I keep in touch with Ted Pease, the former dean of the Communications/Journalism program at Utah State University. Every day he sends quotes via Today’s Word that generally reflects the world of journalism according to academics, journalists, and other writers. I find today’s quotes interesting as it relates to the state of the undergraduate or college-bound students.
From Ted Pease:
The New York Times asked prominent professors for their advice to students:
“I have taught many students whose SAT scores exempted them from the writing requirement, but a disheartening number of them couldn’t write and an equal number of them had never been asked to. They managed to get through high school without learning how to write a clean English sentence, and if you can’t do that, you can’t do anything.”
—Stanley Fish, New York Times columnist and professor, Florida International University, 2009
According to a recent news article, Do College Students Really Learn Anything, author Steven Kent reports on new research that investigates the state of undergraduate learning.
“The authors used the Collegiate Learning Assessment, a writing-based standardized test, to track the progress of these students in terms of broad, analytic problem-solving and written communication skills. They came up with this troubling conclusion: When it comes to challenging undergraduate students, the nation’s colleges and universities are coming up short.”
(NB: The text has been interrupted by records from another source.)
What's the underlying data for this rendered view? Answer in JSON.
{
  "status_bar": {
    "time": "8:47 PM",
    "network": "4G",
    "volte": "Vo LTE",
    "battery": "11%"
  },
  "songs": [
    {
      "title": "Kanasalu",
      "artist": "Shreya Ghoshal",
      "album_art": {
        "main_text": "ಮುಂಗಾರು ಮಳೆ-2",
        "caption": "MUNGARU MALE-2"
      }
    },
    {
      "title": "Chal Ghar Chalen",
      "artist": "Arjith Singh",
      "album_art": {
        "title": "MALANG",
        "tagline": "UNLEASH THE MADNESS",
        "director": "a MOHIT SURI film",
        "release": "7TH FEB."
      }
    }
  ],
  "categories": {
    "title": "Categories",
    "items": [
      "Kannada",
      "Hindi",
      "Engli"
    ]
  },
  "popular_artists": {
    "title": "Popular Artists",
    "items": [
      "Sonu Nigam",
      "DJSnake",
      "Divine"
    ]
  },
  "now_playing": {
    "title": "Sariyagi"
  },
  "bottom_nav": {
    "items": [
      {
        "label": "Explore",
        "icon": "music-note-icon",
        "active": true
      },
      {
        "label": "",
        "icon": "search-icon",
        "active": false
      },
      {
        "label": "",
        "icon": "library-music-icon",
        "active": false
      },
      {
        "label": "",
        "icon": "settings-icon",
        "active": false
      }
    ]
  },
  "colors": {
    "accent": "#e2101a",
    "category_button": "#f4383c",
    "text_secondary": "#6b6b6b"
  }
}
While the argument is that the institution provides too many extra curricular and socialization activities, another argument is that colleges and universities need to engage learning by providing more challenging curriculum and forums.
- Are professors afraid to fail students? If yes, does it have to do with meeting certain criteria in order to be funded?
- Are we letting certain standards of academia fall by the wayside in order to meet state or federal mandates?
- What are the conflicting governance issues in this regard?